Now I’m wondering if we had missed the real gift the presence of the Spirit of God in our midst and in our world. The spirit is still there and still drawing us to become more Christ-like but in a way that says the spirit is in us all and it’s as we come together in love that the Spirit speaks to and through each other. That’s why I feel that as several biblical scholars have pointed out the gifts of the spirits seem to come in pairs. Tongues with interpretation, prophecy with decrement ( a community function), healing with gifts of faith, words of wisdom with words of knowledge (wisdom is really that ability to rightly apply the knowledge we have). I could go on helping others and administration.



In the end I wonder if we have been in danger of not trusting that the Spirit of God is present in this new community, this new way to be human. I’ve been wrestling with Tim Keel’s book ‘Intuitive leadership’ and I guess I see as he does this outworking of a case of homophonic confusion being manifest in people looking to leaders and experts to ‘fix’ the places they find there church is at rather than realising that the Spirit is present in the people of God, we are God’s spirited people. The Spirit is present and at work in the world and just maybe it’s as we seek God together that we will see where the spirit is and where the spirit is leading.



I’m amazed just recently when I speak at churches and take services that when I finish by acknowledging the reality of who the people who are present are that it often feeling like people are waking up (maybe it has to do with my preaching style who knows if the best gift i can give people is an extra 20-30 minutes rest a week it’s something) But I thinks it’s because when they hear that they are God’s Spirited people that Christ dwells within them, that he has Given them his spirit that it awakens something deep and true within them that we have lost, or at least is well hidden behind ideas of clericalism and individuality and well consumerism.

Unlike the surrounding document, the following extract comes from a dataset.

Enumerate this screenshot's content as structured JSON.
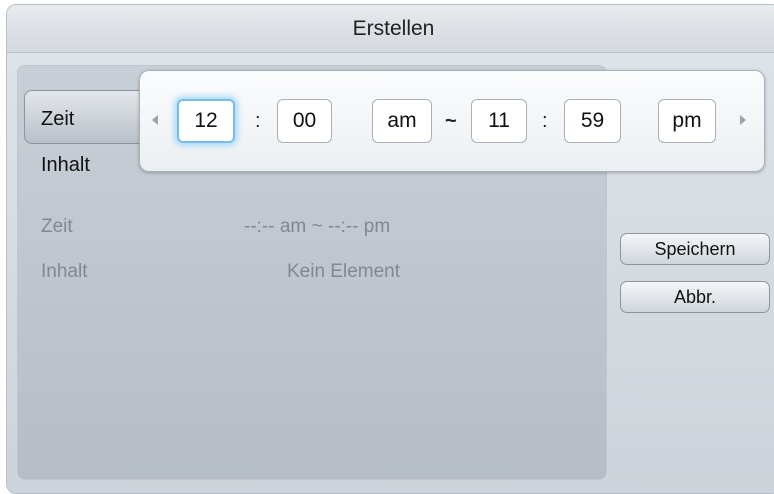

Keel’s book points to the fact that we need to listen to one another our pains and our joys, our passions and our stories and in that we may sense the Spirits breath within his body. The challenge for leaders (particularly ones like me who just love to talk) is to listen, to be with and alongside.

1 comment:

  1. Excellent stuff Howard! I've been using Presence as a way of talking about the Spirit...God is thus Present, not just in gifts, but also in relationship and worship and even in doing business, but especially in mission. This is the bit we've missed...God was transforming how we saw ourselves so that we'd be more confident about what He'd called us to do in relating to the least and the lost.